I have created a new dataset for bathroom fan project. As a first step you will run the following regressions:
- a) Dependant variable: Price; Independent variable: CFM
- b) Dependant variable: Price; Independent variables: CFM, and Sones
- c) Dependant variable: Price; Independent variables: CFM, Sones, Light, Star, Sensor, and warranty
- d) Dependant variable: Ln Price; Independent variables: CFM, Sones, Light, Star, Sensor, and warranty
- e) Based on the version where the dependant variable is price, what is the interpretation of the coefficient for sensor?
—- Include your answers in the template. —-
- Draw a scatter plot with the regression line where the price appears on the y-axis and the sones appear on the x-axis.
Include your graph in main Word document.
- As the last step and using the hedonic model derived in c), predict the price of a bathroom fan with the following features:
- 3 sones, 1 light, 75 CFM, no energy star, and has a 2-year warranty.
Show your calculations.
Include your answers in the main Word document and show your steps.
- Find the FRED database and download the annual all-items CPIs for China, Zimbabwe, and Canada for the period 1993 to the latest available period which is common to these countries. Create a Table where all three indices are presented with base 1993 = 100. Then draw a graph of the Chinese CPI against the Canadian CPI. Now draw another graph comparing the Zimbabwean CPI against the Canadian CPI. Cut and paste the table and the graphs in your main document.
- Using annual data, produce a line chart for a new series that goes by the name of Degree of Canadian Trade Openness (DCTO)for the period 1981 to 2016. Trade openness is defined as ([Total exports of goods and services + Total imports of goods and services]/GDP). This national accounting data are downloadable from CANSIM and should be expressed at current prices and on an annual basis. Use the expenditure approach to estimating GDP for constructing this new series. You might have to do some digging in CANSIM to find these data (Hint: the title of the series contains the words “provincial and territorial”. Once you have found the series, look closely at the options you are being offered (e.g., chained dollars or current prices) and choose the correct series. Furthermore, you are looking for exports of goods and services; choose imports from other countries and exports to other countries, do not choose anything related to imports and exports to and from the provinces.
- Once you have the series, construct the Index of openness in such a way that its value is 100 for the base year (1981 = 100). Include the table and draw a graph. The table should have columns showing exports, imports, GDP, the computed values for openness, and your computed index. It is this index that should be used for constructing your line chart. Don’t forget to adjust the height of the y-axis to dramatize the results a bit!
- By analysing the chart, what can you say about the general behaviour of the openness index over the period?

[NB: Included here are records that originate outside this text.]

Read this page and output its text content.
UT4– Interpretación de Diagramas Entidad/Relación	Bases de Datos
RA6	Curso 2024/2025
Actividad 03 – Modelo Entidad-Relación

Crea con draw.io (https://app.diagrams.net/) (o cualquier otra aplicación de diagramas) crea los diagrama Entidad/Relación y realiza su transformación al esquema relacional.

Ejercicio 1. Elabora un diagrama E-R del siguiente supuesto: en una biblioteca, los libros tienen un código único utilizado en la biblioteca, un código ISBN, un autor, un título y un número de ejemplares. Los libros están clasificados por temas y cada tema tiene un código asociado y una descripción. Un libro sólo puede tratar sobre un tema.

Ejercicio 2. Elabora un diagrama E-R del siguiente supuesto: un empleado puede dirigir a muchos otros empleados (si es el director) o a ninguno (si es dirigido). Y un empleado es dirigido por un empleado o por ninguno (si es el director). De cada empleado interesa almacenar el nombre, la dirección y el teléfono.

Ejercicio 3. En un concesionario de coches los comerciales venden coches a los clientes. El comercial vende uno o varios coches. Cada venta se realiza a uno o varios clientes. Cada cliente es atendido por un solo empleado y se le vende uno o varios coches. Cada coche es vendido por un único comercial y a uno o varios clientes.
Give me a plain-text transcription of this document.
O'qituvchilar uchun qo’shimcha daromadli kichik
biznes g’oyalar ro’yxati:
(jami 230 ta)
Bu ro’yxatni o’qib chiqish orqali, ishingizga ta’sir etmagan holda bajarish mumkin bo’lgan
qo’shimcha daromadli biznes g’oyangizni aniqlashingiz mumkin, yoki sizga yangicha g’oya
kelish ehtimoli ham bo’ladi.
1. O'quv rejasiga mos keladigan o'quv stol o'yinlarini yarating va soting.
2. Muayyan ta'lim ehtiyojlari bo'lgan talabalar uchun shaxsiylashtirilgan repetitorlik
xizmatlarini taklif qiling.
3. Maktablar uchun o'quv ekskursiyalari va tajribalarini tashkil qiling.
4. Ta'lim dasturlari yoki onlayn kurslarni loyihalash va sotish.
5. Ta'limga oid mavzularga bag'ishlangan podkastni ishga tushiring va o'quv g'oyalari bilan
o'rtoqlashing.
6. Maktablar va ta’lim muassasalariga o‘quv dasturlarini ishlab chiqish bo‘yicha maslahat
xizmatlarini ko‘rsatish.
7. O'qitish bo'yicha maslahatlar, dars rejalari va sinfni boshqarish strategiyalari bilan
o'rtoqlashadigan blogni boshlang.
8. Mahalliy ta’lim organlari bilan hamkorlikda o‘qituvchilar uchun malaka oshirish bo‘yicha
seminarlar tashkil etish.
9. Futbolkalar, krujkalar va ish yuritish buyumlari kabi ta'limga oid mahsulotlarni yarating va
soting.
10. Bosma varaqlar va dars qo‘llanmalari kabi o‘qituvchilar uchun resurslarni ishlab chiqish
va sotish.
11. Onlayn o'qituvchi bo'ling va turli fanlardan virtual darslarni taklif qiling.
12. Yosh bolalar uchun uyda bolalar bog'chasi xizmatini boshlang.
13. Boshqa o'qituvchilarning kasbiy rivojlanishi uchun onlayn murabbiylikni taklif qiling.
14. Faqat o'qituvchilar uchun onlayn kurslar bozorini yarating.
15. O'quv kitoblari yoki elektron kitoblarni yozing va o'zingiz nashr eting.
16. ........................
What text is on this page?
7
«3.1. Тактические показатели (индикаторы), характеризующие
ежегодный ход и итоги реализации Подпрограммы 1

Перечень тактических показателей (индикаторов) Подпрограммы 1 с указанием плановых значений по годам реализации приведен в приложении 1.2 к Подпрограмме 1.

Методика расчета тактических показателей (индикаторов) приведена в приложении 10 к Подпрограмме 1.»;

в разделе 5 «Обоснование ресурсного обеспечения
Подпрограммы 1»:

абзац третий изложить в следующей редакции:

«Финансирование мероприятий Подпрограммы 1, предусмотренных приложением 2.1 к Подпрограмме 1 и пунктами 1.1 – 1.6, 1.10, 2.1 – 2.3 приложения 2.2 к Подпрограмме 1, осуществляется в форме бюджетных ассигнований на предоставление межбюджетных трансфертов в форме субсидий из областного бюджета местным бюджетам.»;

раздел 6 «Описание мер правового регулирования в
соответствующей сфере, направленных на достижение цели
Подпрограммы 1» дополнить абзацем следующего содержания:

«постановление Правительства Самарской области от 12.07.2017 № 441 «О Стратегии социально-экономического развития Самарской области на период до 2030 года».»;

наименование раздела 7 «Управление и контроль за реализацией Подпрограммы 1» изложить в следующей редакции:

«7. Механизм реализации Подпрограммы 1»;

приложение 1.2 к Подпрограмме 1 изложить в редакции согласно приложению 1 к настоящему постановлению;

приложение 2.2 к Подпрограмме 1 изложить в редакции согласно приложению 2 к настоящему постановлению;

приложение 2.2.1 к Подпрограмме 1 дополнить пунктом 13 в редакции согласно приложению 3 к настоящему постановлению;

- Can you think of two political or economic events that may explain the impressive increase (spike) in this index during most of the 1990s?
— Include Table and graphs in the main Word document.
- Go to any source and extract the same basic data as above (i.e., current price GDP, exports and imports of goods and services) for the following countries: Canada, France, UK, and China but only for 2015. From these data, calculate in % the degree of openness ((imports + exports)/ GDP x 100) of each of these countries for 2015. Present the data in a Table and draw a column graph. Don’t forget to adjust the height of the y-axis to dramatize the results a bit!